Hormis les dispositions des articles L. 5422-21 et L.5422-22 du code du travail relatives aux conditions de négociation et de publicité des accords soumis à agrément, la convention d’assurance chômage n’est soumise à aucun autre formalisme.

Toutefois, les partenaires sociaux ont pour usage de notifier la convention signée et les textes qui lui sont rattachés à l’ensemble des organisations invitées à participer aux négociations.

Il n’est, par ailleurs, pas contesté par la CGT que l’avenant n°5 du 14 mai 2014 à la convention du 19 juillet 2011 relative au contrat de sécurisation professionnelle lui a bien été notifié. Or cet avenant a été notifié à chacune des organisations le 16 mai 2014 en même temps que la convention d’assurance chômage.

 – Concernant les conditions de négociation de l’ANI du 22 mars 2014 mises en cause par la CGT et la CFE-CGC

L’article L. 5422-22 du code du travail prévoit que pour pouvoir être agréés, les accords doivent être négociés et conclus sur le plan national et interprofessionnel entre organisations représentatives d’employeurs et de salariés. En l’espèce, il n’est pas contesté que l’ensemble des organisations a été convié à la négociation de la convention qui a été négociée et conclue par des organisations représentatives au niveau national et interprofessionnel.
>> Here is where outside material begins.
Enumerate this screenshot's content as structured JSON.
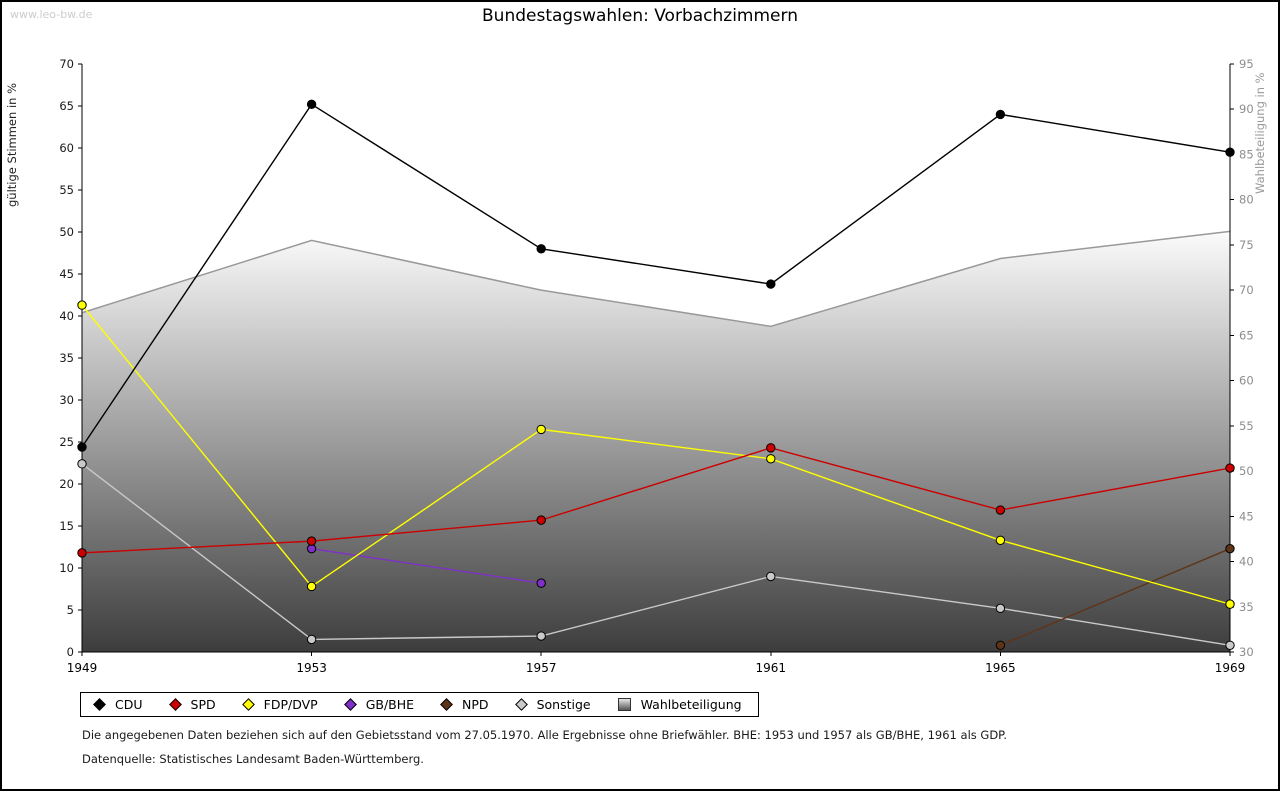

Le droit d’opposition au titre de l’agrément de la convention dont bénéficient les organisations non signataires de la convention ne peut porter que sur le non respect des dispositions législatives ou réglementaires par telle ou telle stipulation. Il ne peut porter sur les conditions de déroulement de la négociation.

– Concernant la conformité de la convention aux dispositions de  l’ANI du 22 mars 2014, point soulevé par la CGT et la CFE-CGC :

L’accord national interprofessionnel est un accord de nature politique qui fixe les grandes orientations et les principales évolutions de la réglementation d’assurance chômage. Cet accord n’a pas vocation à être agréé. L’accord politique du 22 mars 2014 a ainsi une valeur contractuelle entre les Partenaires sociaux signataires de l’accord.
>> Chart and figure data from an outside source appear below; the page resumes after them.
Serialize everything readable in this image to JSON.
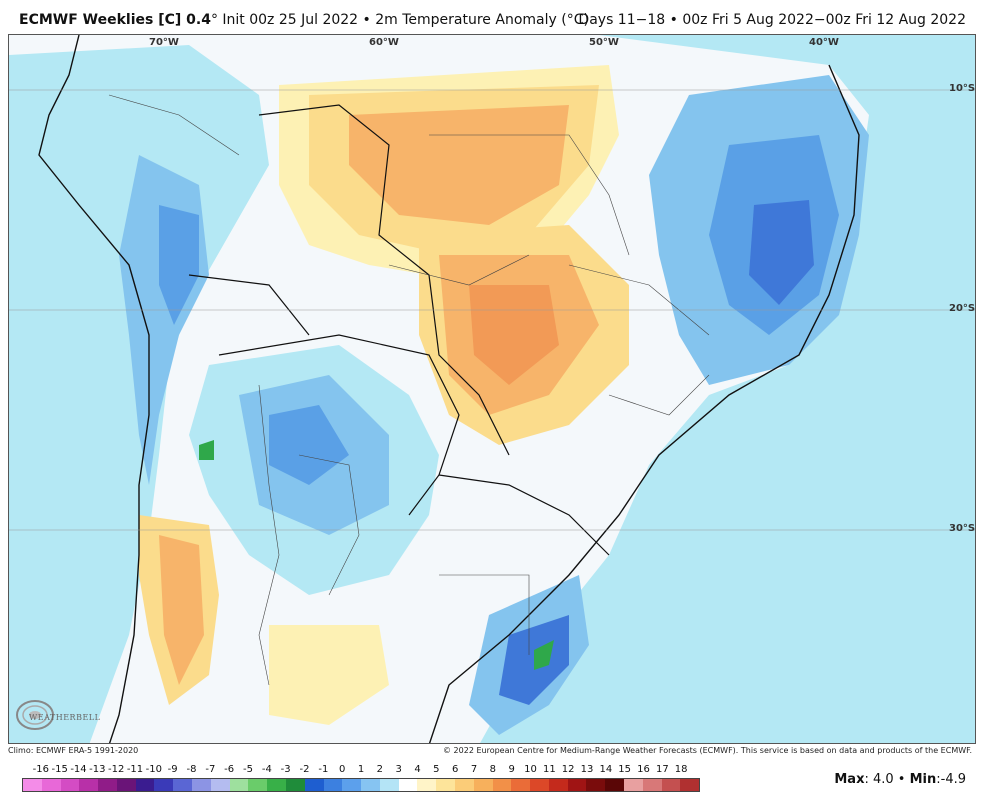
{
  "header": {
    "title_main": "ECMWF Weeklies [C] 0.4",
    "title_degree": "°",
    "title_rest": " Init 00z 25 Jul 2022 • 2m Temperature Anomaly (°C)",
    "period": "Days 11−18 • 00z Fri 5 Aug 2022−00z Fri 12 Aug 2022"
  },
  "map": {
    "longitude_labels": [
      "70°W",
      "60°W",
      "50°W",
      "40°W"
    ],
    "latitude_labels": [
      "10°S",
      "20°S",
      "30°S"
    ],
    "colors": {
      "background": "#f6f9fc",
      "light_blue": "#b4e8f4",
      "mid_blue": "#84c4ee",
      "blue": "#5aa0e6",
      "deep_blue": "#3f78d8",
      "navy": "#1f4fb0",
      "green_core": "#2fa84a",
      "light_yellow": "#fdf1b4",
      "yellow": "#fbdc8c",
      "orange": "#f7b46a",
      "deep_orange": "#f29a56",
      "borders": "#111111"
    }
  },
  "footer": {
    "climo": "Climo: ECMWF ERA-5 1991-2020",
    "copyright": "© 2022 European Centre for Medium-Range Weather Forecasts (ECMWF). This service is based on data and products of the ECMWF."
  },
  "legend": {
    "labels": [
      "-16",
      "-15",
      "-14",
      "-13",
      "-12",
      "-11",
      "-10",
      "-9",
      "-8",
      "-7",
      "-6",
      "-5",
      "-4",
      "-3",
      "-2",
      "-1",
      "0",
      "1",
      "2",
      "3",
      "4",
      "5",
      "6",
      "7",
      "8",
      "9",
      "10",
      "11",
      "12",
      "13",
      "14",
      "15",
      "16",
      "17",
      "18"
    ],
    "colors": [
      "#f48ce8",
      "#e868d8",
      "#d44cc4",
      "#b830a8",
      "#901c88",
      "#6a1478",
      "#3a1c90",
      "#3a3ab8",
      "#5a66d4",
      "#8c94e4",
      "#b4bcf0",
      "#9ee09e",
      "#6acc6a",
      "#38b048",
      "#1f8c3a",
      "#1e5ed0",
      "#3c80e0",
      "#5ca0ec",
      "#86c4f2",
      "#b4e4f6",
      "#ffffff",
      "#fff4c8",
      "#fde49a",
      "#fbcc78",
      "#f7b05c",
      "#f29048",
      "#ea6c38",
      "#dc4828",
      "#c42a1c",
      "#a01414",
      "#7a0c0c",
      "#5a0606",
      "#e8a0a0",
      "#d87878",
      "#c45050",
      "#b03030"
    ]
  },
  "stats": {
    "max_label": "Max",
    "max_value": ": 4.0",
    "separator": " • ",
    "min_label": "Min",
    "min_value": ":-4.9"
  },
  "logo": {
    "text": "WEATHERBELL"
  }
}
La convention d’assurance chômage et les textes qui lui sont associés constitue la traduction juridique et opérationnelle du protocole. Elle peut néanmoins ne pas être conforme en tout point au protocole car elle fait elle-même l’objet d’un accord entre les parties (CE, association de défense des intermittents du spectacle, 6 octobre 2000, n° 209238).
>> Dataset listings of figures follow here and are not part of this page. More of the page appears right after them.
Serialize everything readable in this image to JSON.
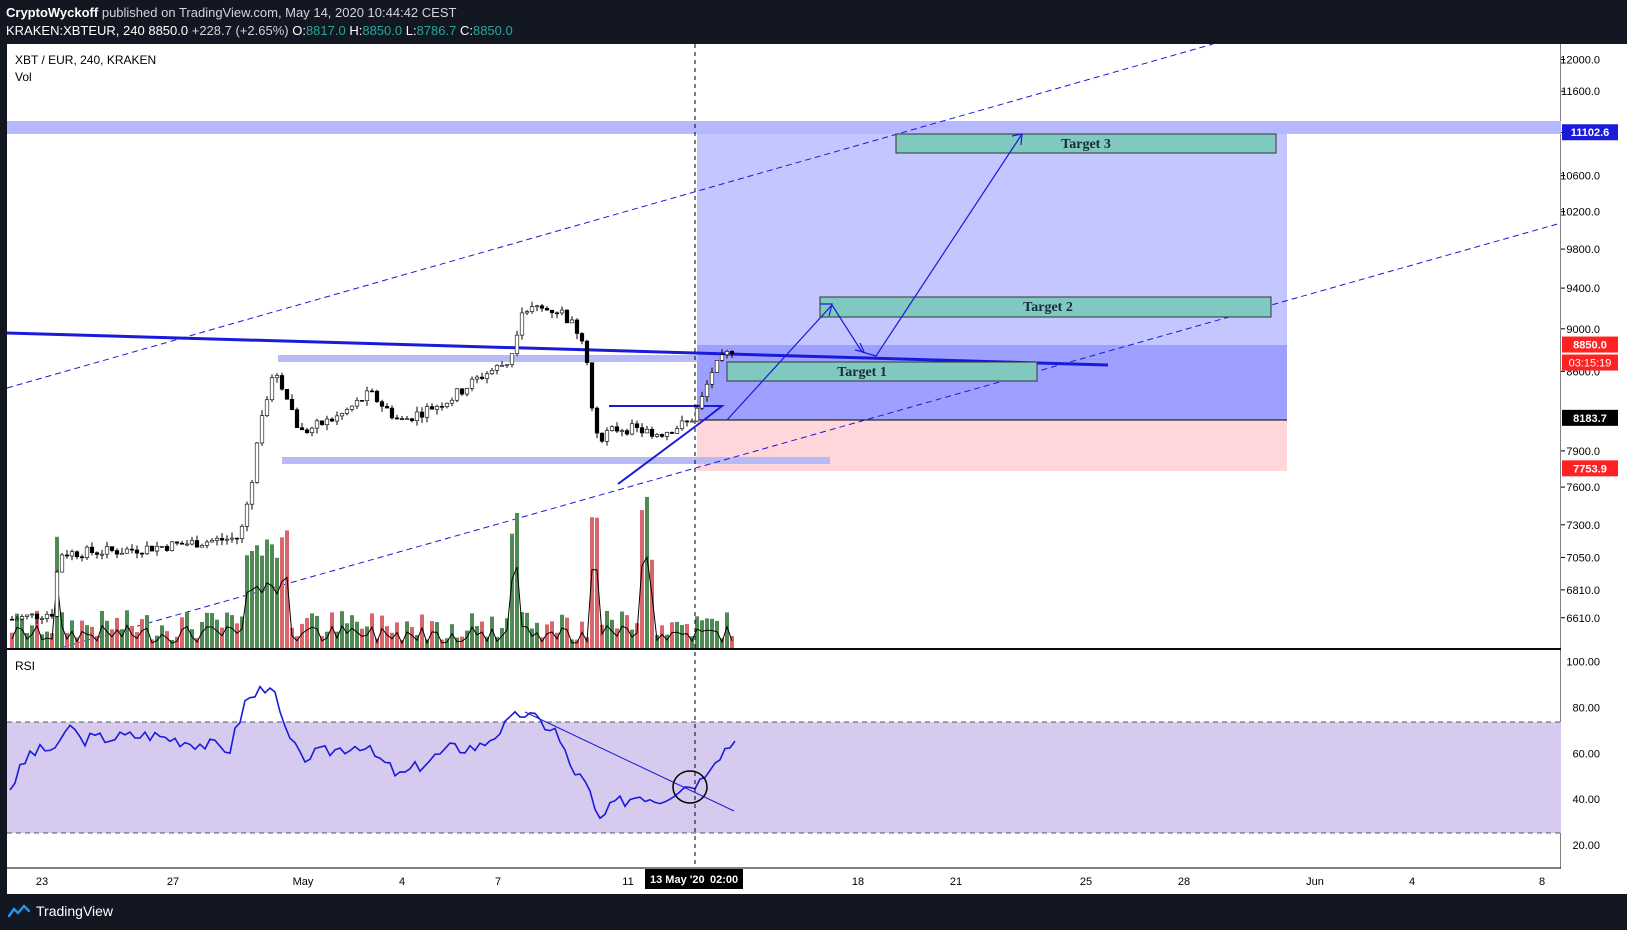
{
  "header": {
    "author": "CryptoWyckoff",
    "published": "published on TradingView.com, May 14, 2020 10:44:42 CEST",
    "symbol_line": "KRAKEN:XBTEUR, 240",
    "last": "8850.0",
    "change": "+228.7 (+2.65%)",
    "o_label": "O:",
    "o": "8817.0",
    "h_label": "H:",
    "h": "8850.0",
    "l_label": "L:",
    "l": "8786.7",
    "c_label": "C:",
    "c": "8850.0"
  },
  "pane_title": "XBT / EUR, 240, KRAKEN",
  "vol_label": "Vol",
  "rsi_label": "RSI",
  "footer_brand": "TradingView",
  "crosshair": {
    "date_label": "13 May '20",
    "time_label": "02:00"
  },
  "colors": {
    "background": "#131722",
    "chart_bg": "#ffffff",
    "up": "#26a69a",
    "down": "#ef5350",
    "vol_up": "#4f8a55",
    "vol_down": "#d9666b",
    "trend_blue": "#1a1adb",
    "zone_blue": "#c4c6ff",
    "zone_dark": "#9ea0ff",
    "stop_red": "#ffd6d9",
    "target_fill": "#80c9c0",
    "rsi_band": "#d6cbee"
  },
  "chart_data": {
    "type": "candlestick",
    "price_axis": {
      "min": 6400,
      "max": 12200,
      "scale": "log",
      "ticks": [
        "12000.0",
        "11600.0",
        "11100.0",
        "10600.0",
        "10200.0",
        "9800.0",
        "9400.0",
        "9000.0",
        "8600.0",
        "7900.0",
        "7600.0",
        "7300.0",
        "7050.0",
        "6810.0",
        "6610.0"
      ]
    },
    "time_axis": {
      "labels": [
        "23",
        "27",
        "May",
        "4",
        "7",
        "11",
        "18",
        "21",
        "25",
        "28",
        "Jun",
        "4",
        "8"
      ]
    },
    "price_labels": [
      {
        "value": 11102.6,
        "text": "11102.6",
        "color": "#1a1adb"
      },
      {
        "value": 8850.0,
        "text": "8850.0",
        "color": "#ff2222"
      },
      {
        "value": 8183.7,
        "text": "8183.7",
        "color": "#000000"
      },
      {
        "value": 7753.9,
        "text": "7753.9",
        "color": "#ff2222"
      }
    ],
    "countdown": "03:15:19",
    "targets": [
      {
        "label": "Target 1",
        "low": 8560,
        "high": 8750
      },
      {
        "label": "Target 2",
        "low": 9200,
        "high": 9420
      },
      {
        "label": "Target 3",
        "low": 10900,
        "high": 11100
      }
    ],
    "position": {
      "entry": 8183.7,
      "target": 11102.6,
      "stop": 7753.9
    },
    "rsi_axis": {
      "min": 10,
      "max": 105,
      "ticks": [
        "100.00",
        "80.00",
        "60.00",
        "40.00",
        "20.00"
      ],
      "band": [
        25,
        75
      ]
    }
  }
}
Il n’appartient donc pas à l’administration de juger la conformité entre l’accord et la convention.

– Concernant la mise en place des droits rechargeables qui créerait une rupture d’égalité entre demandeurs d’emploi selon la CGT :

La CGT considère que la mise en place des droits rechargeables pose un problème d’égalité de traitement entre demandeurs d’emploi au motif que seuls les contrats supérieurs à 150 heures ouvriront le rechargement des droits.

Sans porter atteinte au principe d’égalité, il est possible d’appliquer des règles différentes à des personnes qui ne sont pas placées dans la même situation.

A ce titre, il est possible de prévoir un seuil minimal d’activité nécessaire à l’ouverture d’un droit à l’assurance chômage, ce qui est déjà le cas dans l’actuelle convention. En outre, toujours sans méconnaître le principe d’égalité, il est possible de prévoir un seuil de 4 mois pour une première admission et un autre de 150 heures pour un rechargement, considérant que dans cette dernière situation l’existence d’un capital de droit restant justifie la recherche d’un mécanisme d’incitation à la reprise d’activité.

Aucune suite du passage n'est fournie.